Out of this listening period came one core vision and three supporting initiatives.

Core vision: An engaged, self-governing physician community empowered by a culture of respect and trust to innovate and collaborate.

Supporting initiatives:

  1. Maximize the hospitalist team's performance. This team at each facility is the key to improving quality and efficiency metrics.
  2. Form strong relationships with the chief of staff and his/her official medical staff leadership at each facility. Invite them to and include them in decision making at the highest level.
  3. Develop enough of a relationship with the many unofficial medical staff leaders to get them to commit to activities that would provide interaction with corporate administration. This contact will help corporate and medical staff to view each other as "thou" instead of "it."

Wayne would later learn that these steps closely echoed the first four steps in leading change outlined by Dr. John Kotter. l At the time, however, he discovered that the effort spent on these initiatives did not immediately change anything. Indeed, empowering a medical staff that was already viewed as difficult and rebellious by corporate administration was not considered a smart move. Steps taken to improve medical-staff communication and create a local vision were interpreted by corporate as attempts to be different from the rest of the system.

Doubt and the Dominant System of Thought

Despite the disapproval of his fellow CMOs in other parts of the organization, Wayne continued to develop his vision and plan for the North Carolina facilities (Exhibit 1). At every opportunity, he exposed his medical staff to the realities of the changing health care landscape. When corporate brought in a nationally renowned speaker to discuss health care reform, Wayne was able to get more physicians from North Carolina than South Carolina to participate, despite the fact that the South Carolina medical staff was twice as large as North Carolina's.
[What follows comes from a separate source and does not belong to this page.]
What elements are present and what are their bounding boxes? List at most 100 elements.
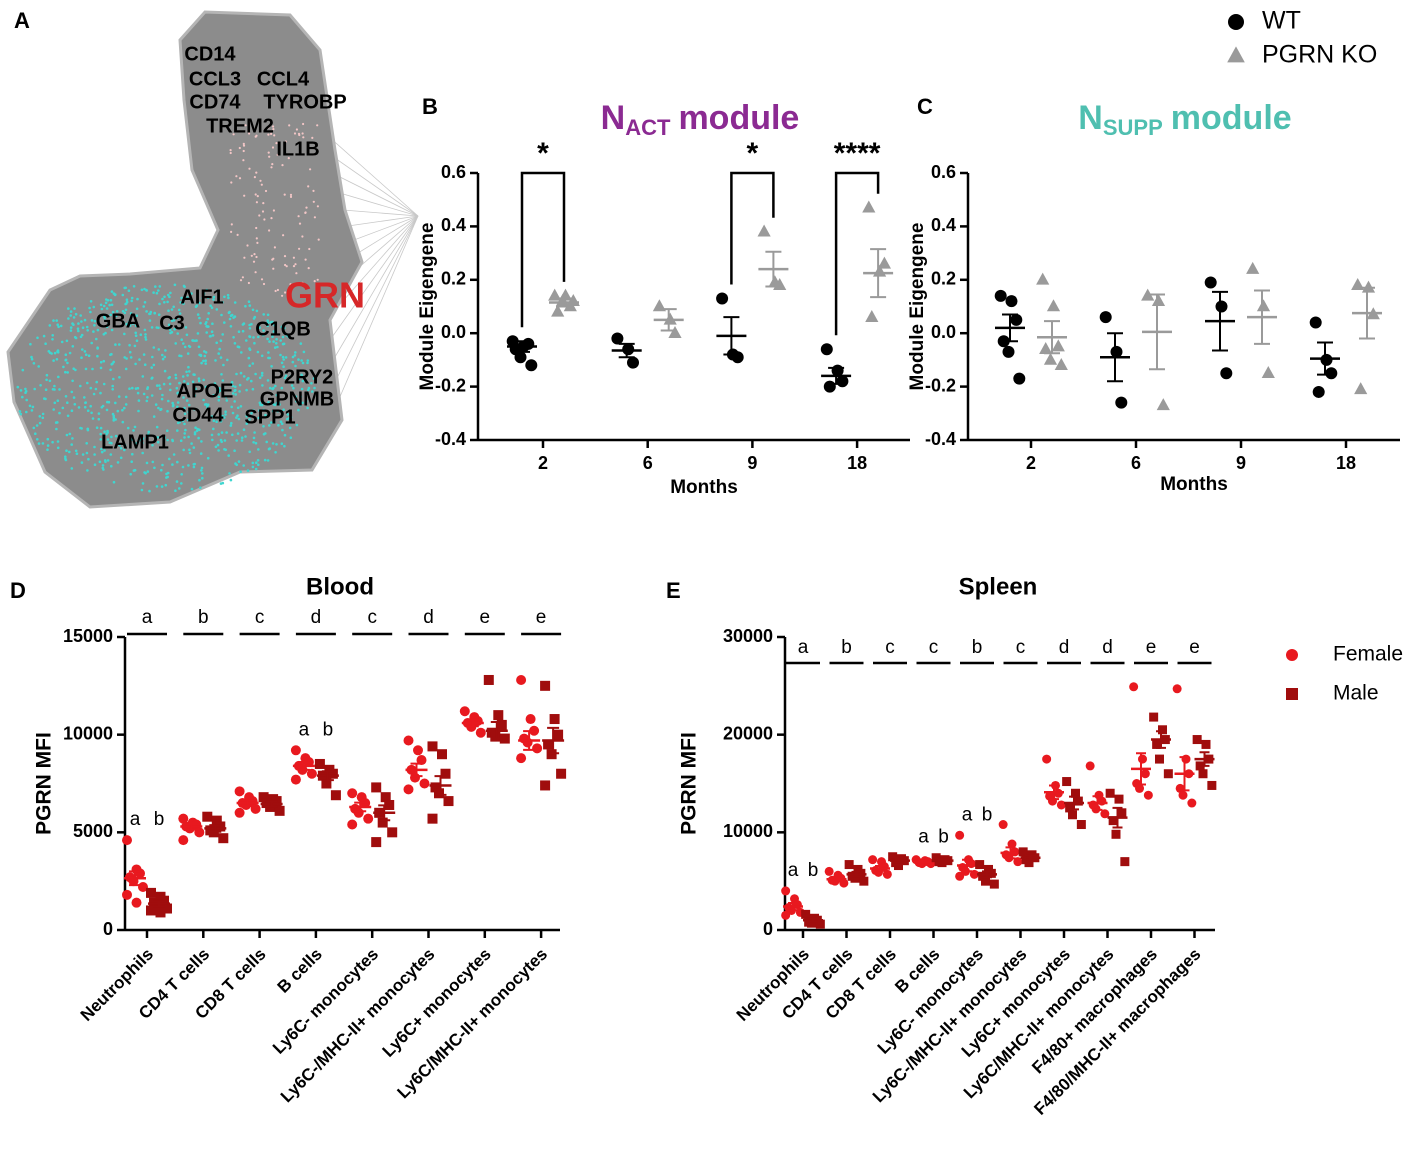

Wayne pushed to get permission to recruit additional physicians into the corporate physician leadership program. When the program started in January 2013, physicians from North Carolina formed the majority of the class. As he learned about leadership development and experienced the Darden teaching methods, Wayne saw improvements that needed to be made in the leadership program. He partnered with a fellow CMO to convince Richmond to let them revise the program to focus more on emotional-intelligence development and team learning activities.

Wayne worked closely with the physician leader of each hospitalist team. At FMH, this leader was well liked by the team but would not make the hard decisions necessary to standardize and enforce the team norms. Eventually, he stepped down, and Wayne assumed temporary leadership of the team. Despite Wayne's spending signiflcant time with the unofficial group leaders, the fallout from the enforcement of standards initially made things worse, and a number of physicians announced their intention to work elsewhere. Wayne described this period:

1 See http://www.kotterinternational.com/the-8-step-process-for-leading-change (accessed May 21, 2015).

I was exhausted. When I wasn't at my desk trying to keep up with e-mails, I was at corporate headquarters battling the dominant system of thought and trying to explain the value of my time spent developing the medical staff. I was in the middle of my third term of my MBA, and I would come home and go straight to my office to do homework or participate in a distance learning session with my team. One day I walked through the emergency room, and the director, who was a friend of mine, swiveled his chair around, looked at me, cocked an eyebrow up, and commented, "Dr. Wayne! We haven't seen much of you the last month." I realized then that I had drifted away from my initial routine of management by walking around spending face time with the physicians.

Wayne felt something needed to give. He had been working incredibly hard for nine months and had little to show for his efforts. He felt unappreciated and ineffective in his role. After his meeting with Richmond about being a "cowboy," Wayne wondered whether he should just go back to doing what he was good at taking care of patients.